No livro “A moralidade do aborto” (EDU/1997), o bioeticista italiano Mauricio Mori, professor da Universidade de Turim, analisa a posição da Igreja sobre o aborto ao longo dos séculos e mostra que somente na década de 1950 o direito canônico passa a considerar o aborto um crime contra a vida. Até então, era considerado um crime contra a família, porque pressupunha que a mulher havia tido uma aventura extraconjugal.
O livro faz uma distinção entre o princípio da sacralidade da vida e o princípio da qualidade de vida.

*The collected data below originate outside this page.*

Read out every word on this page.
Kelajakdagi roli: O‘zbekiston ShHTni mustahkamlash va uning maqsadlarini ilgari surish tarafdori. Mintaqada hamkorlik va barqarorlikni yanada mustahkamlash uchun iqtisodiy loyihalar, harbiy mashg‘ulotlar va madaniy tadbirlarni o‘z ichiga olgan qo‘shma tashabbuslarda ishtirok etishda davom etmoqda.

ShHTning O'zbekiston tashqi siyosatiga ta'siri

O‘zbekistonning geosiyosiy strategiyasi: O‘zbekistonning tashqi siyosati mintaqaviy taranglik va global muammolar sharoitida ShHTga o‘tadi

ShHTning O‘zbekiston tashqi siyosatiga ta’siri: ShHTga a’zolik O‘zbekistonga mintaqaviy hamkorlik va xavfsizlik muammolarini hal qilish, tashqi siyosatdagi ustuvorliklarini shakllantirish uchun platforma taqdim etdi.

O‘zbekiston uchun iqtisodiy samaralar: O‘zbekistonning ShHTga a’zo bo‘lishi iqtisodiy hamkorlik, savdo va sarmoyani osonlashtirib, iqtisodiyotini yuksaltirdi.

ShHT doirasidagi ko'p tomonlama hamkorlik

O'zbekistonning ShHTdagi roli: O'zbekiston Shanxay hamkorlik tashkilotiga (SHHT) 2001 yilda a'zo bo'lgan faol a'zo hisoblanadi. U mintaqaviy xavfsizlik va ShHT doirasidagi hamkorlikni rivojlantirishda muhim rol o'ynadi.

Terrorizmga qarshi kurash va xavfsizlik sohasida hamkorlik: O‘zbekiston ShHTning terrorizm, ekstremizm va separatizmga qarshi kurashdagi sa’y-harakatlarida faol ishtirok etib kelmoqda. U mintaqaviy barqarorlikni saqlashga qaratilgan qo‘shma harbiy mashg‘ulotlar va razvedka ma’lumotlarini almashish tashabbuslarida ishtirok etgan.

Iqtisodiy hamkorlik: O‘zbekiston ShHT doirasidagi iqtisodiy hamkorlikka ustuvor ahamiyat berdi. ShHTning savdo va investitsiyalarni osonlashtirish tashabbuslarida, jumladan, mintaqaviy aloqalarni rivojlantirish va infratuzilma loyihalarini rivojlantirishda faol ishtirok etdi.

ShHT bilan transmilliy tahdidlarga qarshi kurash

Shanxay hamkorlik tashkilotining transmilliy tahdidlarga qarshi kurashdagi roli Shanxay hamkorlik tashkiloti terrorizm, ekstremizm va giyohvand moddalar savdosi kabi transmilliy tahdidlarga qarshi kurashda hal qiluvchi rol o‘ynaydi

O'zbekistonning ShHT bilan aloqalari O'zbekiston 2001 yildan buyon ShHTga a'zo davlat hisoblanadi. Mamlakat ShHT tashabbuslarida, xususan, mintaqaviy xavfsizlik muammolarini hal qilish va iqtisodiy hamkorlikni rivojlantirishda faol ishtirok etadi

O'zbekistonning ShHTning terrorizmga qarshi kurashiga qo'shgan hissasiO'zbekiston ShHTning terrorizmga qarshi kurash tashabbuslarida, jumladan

Segundo o autor, o primeiro seria o pressuposto de todas as éticas religiosas monoteístas e de todos os dispositivos de poder que não colocam em questão suas escalas de valores. Por sua vez, o princípio da qualidade da vida e do bem estar é o fundamento das éticas laicas e seculares. Para ser coerente com um estado laico e com uma sociedade democrática, Fermin Roland sugere outro título – mais amplo e abrangente – para a campanha desse ano: ‘Fraternidade e defesa da qualidade de vida humana: Escolhe, pois, a ética’.